More than $6 million in funding from the National Institute of Mental Health (NIMH) is supporting new research that could fundamentally alter the way we comprehend and, perhaps ultimately, treat schizophrenia.
The research – which is being led by University of Rochester Center for Translational Neuromedicine co-directors Steve Goldman, M.D., Ph.D., and Maiken Nedergaard, M.D., D.M.Sc. – will explore the role that support cells found in the brain, called glia, play in the disease.
Schizophrenia is a chronic, severe, and disabling brain disorder and it is estimated that one percent of Americans suffer from this condition. The cause of the disease is not fully understood.

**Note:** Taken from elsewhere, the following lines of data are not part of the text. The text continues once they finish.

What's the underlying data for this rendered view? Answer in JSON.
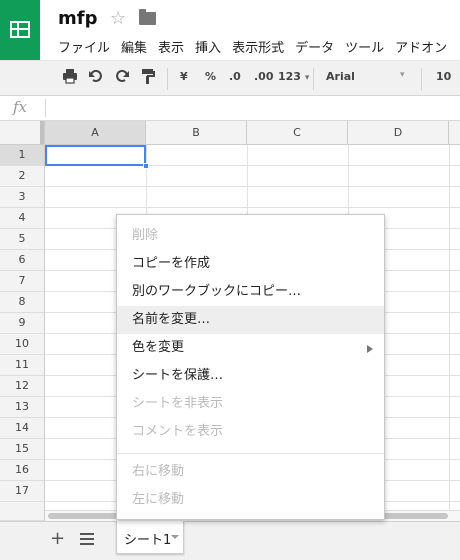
{
  "header": {
    "title": "mfp",
    "star_glyph": "☆",
    "menus": [
      "ファイル",
      "編集",
      "表示",
      "挿入",
      "表示形式",
      "データ",
      "ツール",
      "アドオン"
    ]
  },
  "toolbar": {
    "currency": "¥",
    "percent": "%",
    "dec_decrease": ".0",
    "dec_increase": ".00",
    "number_format": "123",
    "number_format_arrow": "▾",
    "font": "Arial",
    "font_arrow": "▾",
    "font_size": "10"
  },
  "formula_bar": {
    "fx": "fx",
    "value": ""
  },
  "grid": {
    "columns": [
      "A",
      "B",
      "C",
      "D"
    ],
    "rows": [
      "1",
      "2",
      "3",
      "4",
      "5",
      "6",
      "7",
      "8",
      "9",
      "10",
      "11",
      "12",
      "13",
      "14",
      "15",
      "16",
      "17"
    ],
    "selected_cell": "A1"
  },
  "context_menu": {
    "items": [
      {
        "label": "削除",
        "disabled": true
      },
      {
        "label": "コピーを作成",
        "disabled": false
      },
      {
        "label": "別のワークブックにコピー…",
        "disabled": false
      },
      {
        "label": "名前を変更…",
        "disabled": false,
        "highlighted": true
      },
      {
        "label": "色を変更",
        "disabled": false,
        "submenu": true
      },
      {
        "label": "シートを保護…",
        "disabled": false
      },
      {
        "label": "シートを非表示",
        "disabled": true
      },
      {
        "label": "コメントを表示",
        "disabled": true
      },
      {
        "label": "右に移動",
        "disabled": true
      },
      {
        "label": "左に移動",
        "disabled": true
      }
    ]
  },
  "sheet_bar": {
    "add_glyph": "+",
    "tabs": [
      {
        "label": "シート1",
        "active": true
      }
    ]
  },
  "colors": {
    "brand_green": "#0f9d58",
    "selection_blue": "#4285f4",
    "menu_hover": "#eeeeee"
  }
}
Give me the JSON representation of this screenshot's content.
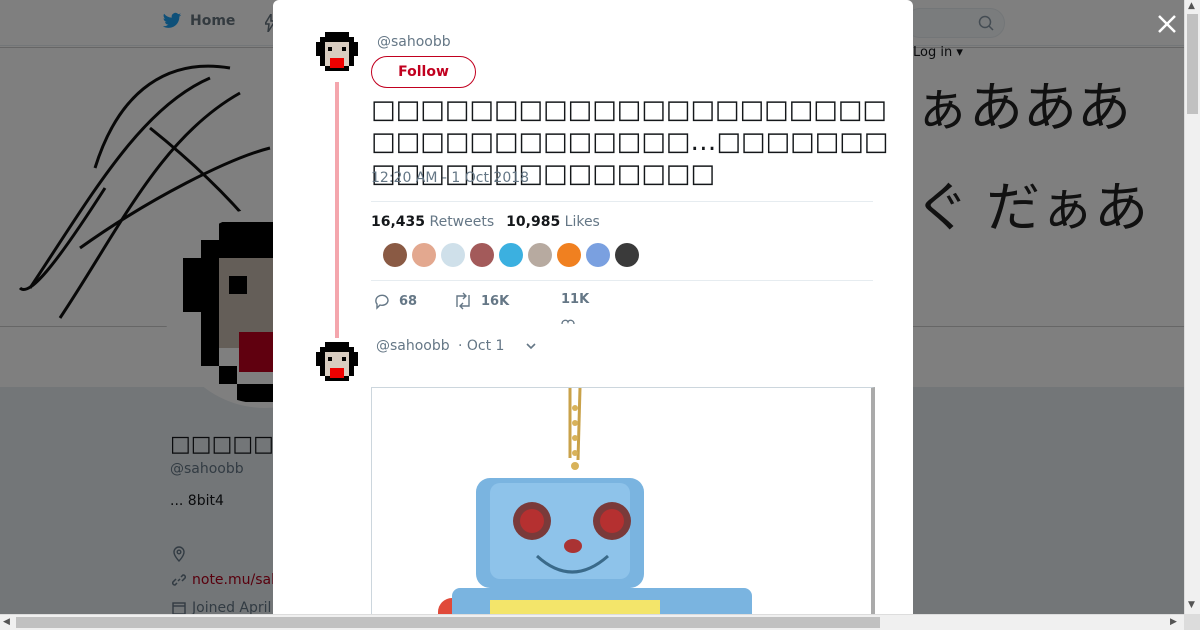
{
  "nav": {
    "home_label": "Home",
    "login_label": "Log in"
  },
  "banner": {
    "line1": "ぁあああ",
    "line2": "ぐ だぁあ"
  },
  "profile": {
    "name": "□□□□□",
    "handle": "@sahoobb",
    "bio": "... 8bit4",
    "url": "note.mu/sah",
    "joined": "Joined April"
  },
  "tweet": {
    "handle": "@sahoobb",
    "follow_label": "Follow",
    "text": "□□□□□□□□□□□□□□□□□□□□□□□□□□□□□□□□□□…□□□□□□□□□□□□□□□□□□□□□",
    "timestamp": "12:20 AM - 1 Oct 2018",
    "retweets_count": "16,435",
    "retweets_label": "Retweets",
    "likes_count": "10,985",
    "likes_label": "Likes",
    "reply_count": "68",
    "retweet_count_short": "16K",
    "like_count_short": "11K"
  },
  "reply": {
    "handle": "@sahoobb",
    "date": "· Oct 1"
  },
  "colors": {
    "accent": "#c1001f",
    "thread_line": "#f4a6ad",
    "overlay": "rgba(0,0,0,0.5)"
  }
}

The new research is possible because of findings published by Goldman and Nedergaard last year that showed that glial cells play an important role in the complex signaling activity that is unique to the human brain. In these experiments the researchers showed that when human glial cells were implanted into the brains of newborn mice the human cells influenced communication within the animals’ brains, allowing the mice to learn more rapidly.

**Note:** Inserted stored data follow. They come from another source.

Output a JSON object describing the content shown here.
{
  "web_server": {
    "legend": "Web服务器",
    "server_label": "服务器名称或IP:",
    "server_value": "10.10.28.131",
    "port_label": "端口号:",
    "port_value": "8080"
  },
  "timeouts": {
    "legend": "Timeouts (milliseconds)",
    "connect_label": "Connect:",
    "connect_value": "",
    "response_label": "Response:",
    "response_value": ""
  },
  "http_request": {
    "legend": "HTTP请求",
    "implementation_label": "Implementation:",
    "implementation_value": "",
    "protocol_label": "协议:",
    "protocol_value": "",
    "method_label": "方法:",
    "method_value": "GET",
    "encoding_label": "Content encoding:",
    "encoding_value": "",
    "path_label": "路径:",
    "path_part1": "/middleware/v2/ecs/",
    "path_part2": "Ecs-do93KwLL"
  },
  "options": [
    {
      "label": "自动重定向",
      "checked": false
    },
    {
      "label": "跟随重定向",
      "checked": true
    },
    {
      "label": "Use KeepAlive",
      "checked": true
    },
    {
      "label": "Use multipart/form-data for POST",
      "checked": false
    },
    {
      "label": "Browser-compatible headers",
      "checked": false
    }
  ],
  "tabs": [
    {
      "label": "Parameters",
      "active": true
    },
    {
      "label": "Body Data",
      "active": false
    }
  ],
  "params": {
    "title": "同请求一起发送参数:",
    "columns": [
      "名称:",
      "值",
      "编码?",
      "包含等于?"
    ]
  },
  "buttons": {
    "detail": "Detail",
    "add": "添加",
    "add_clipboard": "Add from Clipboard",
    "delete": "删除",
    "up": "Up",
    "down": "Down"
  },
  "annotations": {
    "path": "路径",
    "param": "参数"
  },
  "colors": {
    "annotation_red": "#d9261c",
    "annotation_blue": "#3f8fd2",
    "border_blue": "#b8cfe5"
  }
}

While glial cells had long been overlooked by the scientific community, there is a growing appreciation that these cells – which include astrocytes, the brain’s principal support cell, and oligodendrocytes, the source of myelin, its insulating substance – also play critical roles in processing information in the brain. Astrocytes in particular are far more abundant, larger, and diverse in the human brain compared to other species.

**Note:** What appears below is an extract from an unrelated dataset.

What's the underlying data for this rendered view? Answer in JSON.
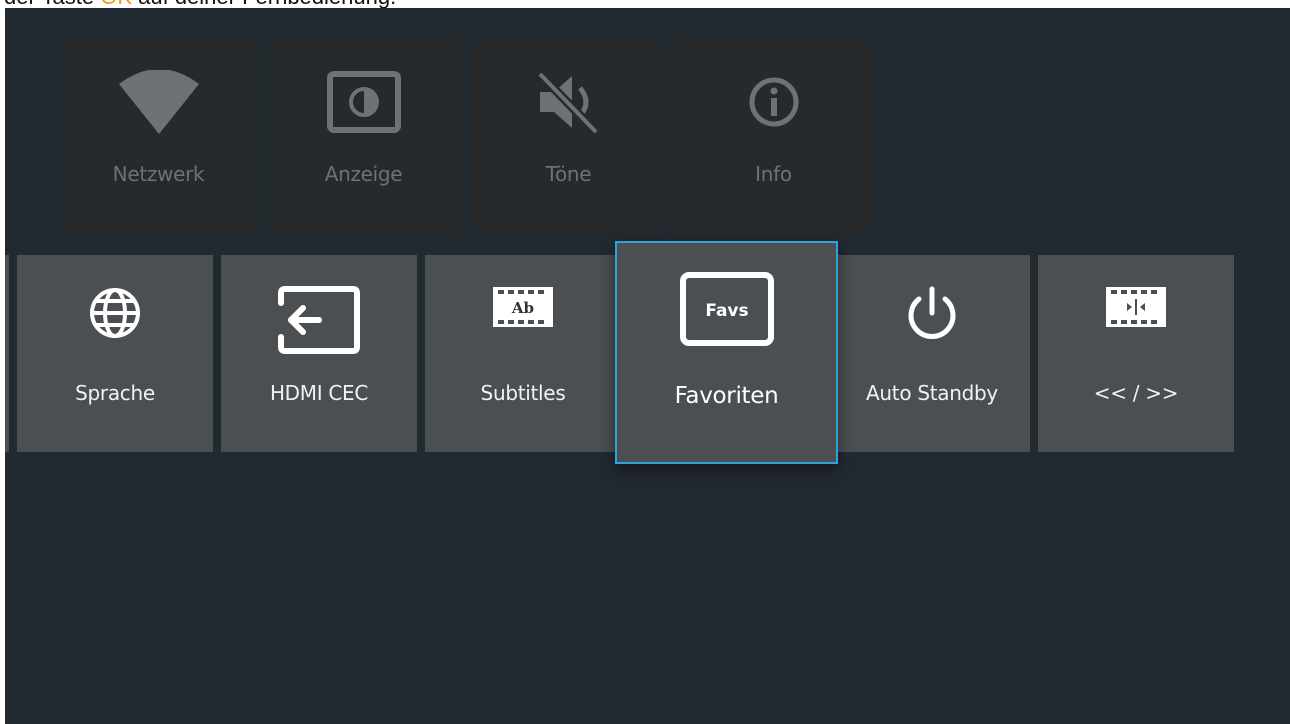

Goldman and Nedergaard have shown that human astrocytes play a significant role in integrating and coordinating the more complex signaling activity found in human brains and regulating our higher cognitive functions. The new NIMH grants examine the specific contributions of both astrocytes and oligodendrocytes to the development of schizophrenia.
The connection between glial cell dysfunction and schizophrenia was first suspected when mutations in genes responsible for the function of these cells were observed in individuals with the condition. Goldman and Nedergaard built upon findings by generating mice implanted with glia derived from stem cells from patients with schizophrenia. This model provided the basis for the two new grants of approximately $3 million each, one focusing on the contribution of astrocyte dysfunction to schizophrenia and the other on the role of oligodendrocytes.
The researchers believe that these awards, which take advantage of their unique model of the disease, will provide new insights into the neurological mechanisms of the disease and create a powerful scientific platform for testing experimental therapies.